A.U: Ne zaman şey yapıyor.

M.T: Yani normalde biz bu akşam bitirdik ama bekleriz yani yarın da bekleriz, ne emir buyurursanız ona göre bekleriz hocam.

A.U: Sende şey var mı, S.'nin telefonu var mı?

M.T: İşte hocam S.'nin numarası telefonu var, ama yani biz daha önce öğlen de aradık ikindi de aradık.

A.U: M.'nin telefonu var mı? Hayır ben söyleyeyim o bulunduğu yere telefonu bağlayacak, sen, şunun için diyorum yani.

M.T: Evet hocam

A.U: Senin telefonuna, mikrofonlu mu telefonun?

M.T: Evet evet hocam.

A.U: Tamam işte yani.

M.T: Biz hazırız arkadaşlarla burada bekliyoruz

A.U: Sen açacaksın oda oradan babam bir selam verecek üç kelime söyleyecek, Allah mübarek etsin çalışmanızı diyecek o kadar zaten, fazla konuşmaya zaten mecali yok

M.T: İşte onun için yok yok, bir selam bile yeter de onun da mümkün olmayacağını söylediler bize.

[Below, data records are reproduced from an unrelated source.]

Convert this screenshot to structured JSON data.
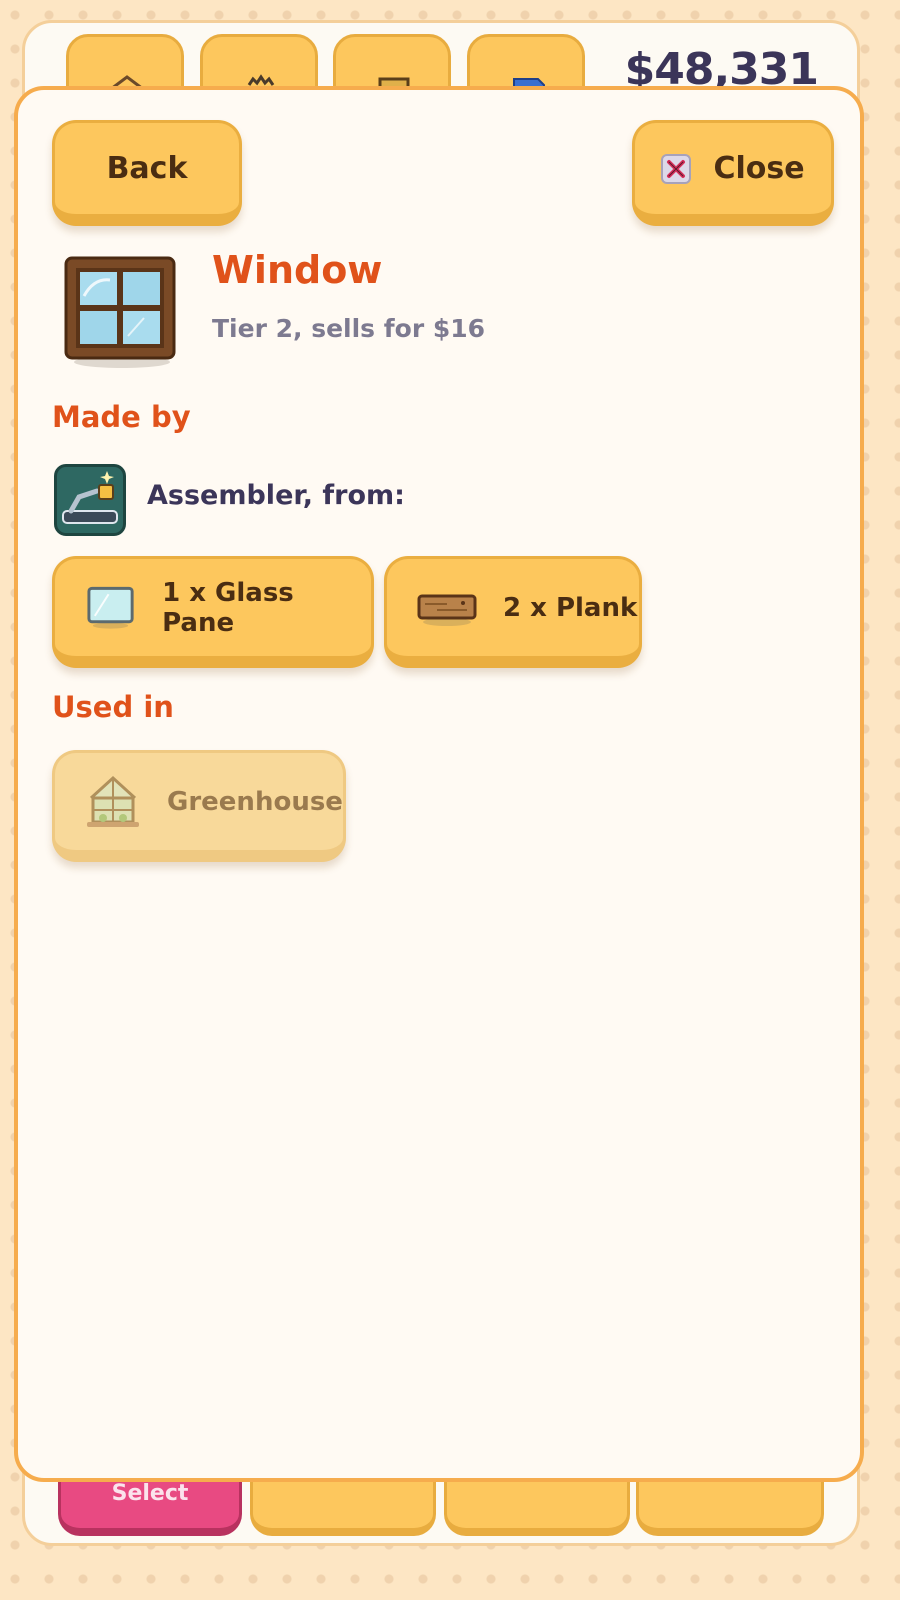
{
  "header": {
    "money": "$48,331",
    "tabs": [
      "home-tab",
      "factory-tab",
      "storage-tab",
      "blueprint-tab"
    ]
  },
  "bottom_bar": {
    "select_label": "Select"
  },
  "modal": {
    "back_label": "Back",
    "close_label": "Close",
    "item": {
      "name": "Window",
      "subtitle": "Tier 2, sells for $16"
    },
    "made_by_heading": "Made by",
    "machine_label": "Assembler, from:",
    "ingredients": [
      {
        "label": "1 x Glass Pane",
        "icon": "glass-pane-icon"
      },
      {
        "label": "2 x Plank",
        "icon": "plank-icon"
      }
    ],
    "used_in_heading": "Used in",
    "used_in": [
      {
        "label": "Greenhouse",
        "icon": "greenhouse-icon",
        "enabled": false
      }
    ]
  },
  "colors": {
    "accent_orange": "#e0521a",
    "button_yellow": "#fdc75d",
    "select_pink": "#e84a82",
    "text_dark": "#3b3559"
  }
}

A.U: Ha onun için senin telefonun, yani benim telefon etmem bir şeye yaramaz, sen, yani ben ona derim, şimdi seni arayacaklar oraya, babam bir şey yapsın derim ben o ayrı mesele de.

M.T: Hocam onu bi bir zahmet deseniz de çünkü mümkün olmayacağını söylemişlerdi de.

A.U: Sen ne zaman olacak bu iş.

M.T: Siz ne zaman uygun görürseniz hocam bi...

A.U: Ben ne zaman uygun dersen, yani böyle öğle üstü olacak falan...

M.T: Şu an da istirahate çekilmiştir değil mi efendi hazretleri

A.U: Hı?

M.T: Şu anda istirahat e çekilmiştir değil mi?

A.U: Zannediyorum, bu saatte pek olacağını sanmıyorum bilemiyorum...

M.T: Tamam, peki hocam, siz size zahmet olmazsa bir sorabilir misiniz ne zaman müsait olursa ben kendilerini öyle arayım.

A.U: Sen beni yarın öğlen cuma değil mi yarın, sen Cuma namazından sonra beni bir ara, biz orayı bir arayalım.

M.T: Tamam hocam.

A.U: Onlar da cumada kaçta toplanacaklarsa.

M.T: Tamam hocam yok biz her an hazırız, Cumadan sonra ben sizi arayım o zaman hocam.

A.U: Bir ara o zaman cumadan sonra toplu vaziyette olduğunuz bir anda...

M.T: Tamam hocam.

A.U: Bir bakalım orada ki şey yapsınlar.

M.T: Allah razı olsun hocam, Allah razı olsun hocam geceniz mübarek olsun ellerinizden öperim hocam, selamün aleyküm hocam.